Methods: In the Kungsholmen Project, a population-based cohort study, we followed 310 persons with incident dementia longitudinally. We compared their trajectories with those of 679 persons without dementia. Progression was studied for cognition and activities of daily life (ADLs), measured by MMSE and Katz Index respectively. The effect of multimorbidity and its interaction with dementia status was studied using individual growth models.
Results: The mean (SD) follow-up time was 4.7 (2.3) years. As expected, dementia related to both the decline in cognitive and daily functioning. Irrespective of dementia status, persons with more diseases had significantly worse baseline daily functioning. In dementia patients having more diseases also related to a significantly faster decline in daily functioning. Due to the combination of lower functioning in ADLs at baseline and faster decline, dementia patients with multimorbidity were about one to two years ahead of the decline of dementia patients without any co-morbidity. In persons without dementia, no significant decline in ADLs over time was present, nor was multimorbidity related to the decline rate. Cognitive decline measured with MMSE remained unrelated to the number of diseases present at baseline.

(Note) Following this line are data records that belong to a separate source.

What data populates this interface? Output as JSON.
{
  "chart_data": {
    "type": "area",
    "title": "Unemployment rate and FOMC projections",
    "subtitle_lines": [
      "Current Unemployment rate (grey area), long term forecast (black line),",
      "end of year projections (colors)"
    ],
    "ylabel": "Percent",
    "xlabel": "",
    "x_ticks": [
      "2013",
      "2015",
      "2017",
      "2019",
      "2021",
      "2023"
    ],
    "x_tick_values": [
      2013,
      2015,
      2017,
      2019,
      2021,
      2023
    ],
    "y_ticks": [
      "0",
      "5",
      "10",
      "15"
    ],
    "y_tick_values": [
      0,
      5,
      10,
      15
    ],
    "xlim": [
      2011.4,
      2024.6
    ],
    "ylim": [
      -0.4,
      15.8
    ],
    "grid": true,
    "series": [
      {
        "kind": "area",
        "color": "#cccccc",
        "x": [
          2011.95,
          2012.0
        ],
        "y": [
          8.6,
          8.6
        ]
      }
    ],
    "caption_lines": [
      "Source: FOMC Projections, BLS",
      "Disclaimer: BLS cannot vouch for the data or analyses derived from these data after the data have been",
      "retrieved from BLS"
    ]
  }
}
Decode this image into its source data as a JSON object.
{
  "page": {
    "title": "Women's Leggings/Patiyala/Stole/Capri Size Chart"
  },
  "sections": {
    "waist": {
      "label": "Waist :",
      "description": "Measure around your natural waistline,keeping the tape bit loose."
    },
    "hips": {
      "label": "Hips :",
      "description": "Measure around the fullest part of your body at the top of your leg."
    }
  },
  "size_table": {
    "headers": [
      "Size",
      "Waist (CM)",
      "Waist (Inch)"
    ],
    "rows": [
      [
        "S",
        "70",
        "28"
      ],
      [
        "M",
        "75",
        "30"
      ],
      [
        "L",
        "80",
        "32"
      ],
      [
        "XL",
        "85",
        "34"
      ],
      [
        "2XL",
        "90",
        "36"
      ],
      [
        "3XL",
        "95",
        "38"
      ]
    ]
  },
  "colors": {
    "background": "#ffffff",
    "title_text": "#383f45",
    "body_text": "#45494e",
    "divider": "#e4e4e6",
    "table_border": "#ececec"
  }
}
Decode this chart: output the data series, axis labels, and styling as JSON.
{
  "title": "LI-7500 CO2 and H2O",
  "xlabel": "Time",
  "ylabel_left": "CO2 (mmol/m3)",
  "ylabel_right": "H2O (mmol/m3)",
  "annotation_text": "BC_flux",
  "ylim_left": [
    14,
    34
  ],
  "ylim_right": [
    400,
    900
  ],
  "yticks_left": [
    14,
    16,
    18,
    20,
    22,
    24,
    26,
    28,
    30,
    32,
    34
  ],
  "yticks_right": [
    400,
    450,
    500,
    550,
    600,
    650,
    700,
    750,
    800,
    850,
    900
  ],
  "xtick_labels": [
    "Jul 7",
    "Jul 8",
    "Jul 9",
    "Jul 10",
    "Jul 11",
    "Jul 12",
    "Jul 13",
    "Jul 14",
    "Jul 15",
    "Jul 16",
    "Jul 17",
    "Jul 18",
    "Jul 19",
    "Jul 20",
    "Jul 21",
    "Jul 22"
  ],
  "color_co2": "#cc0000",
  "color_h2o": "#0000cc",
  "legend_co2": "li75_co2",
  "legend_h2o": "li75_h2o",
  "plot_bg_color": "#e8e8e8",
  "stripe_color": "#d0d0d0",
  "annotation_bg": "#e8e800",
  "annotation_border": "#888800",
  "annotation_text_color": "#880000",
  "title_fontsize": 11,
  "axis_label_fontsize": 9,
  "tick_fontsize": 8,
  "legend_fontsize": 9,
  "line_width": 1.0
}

Conclusion: Multimorbidity was related to baseline daily function in both persons with and without dementia, and with accelerated decline in people with dementia but not in non-demented individuals. No relationship of multimorbidity with cognitive functioning was established. These findings imply a strong interconnection between physical and mental health, where the greatest disablement occurs when both somatic and mental disorders are present.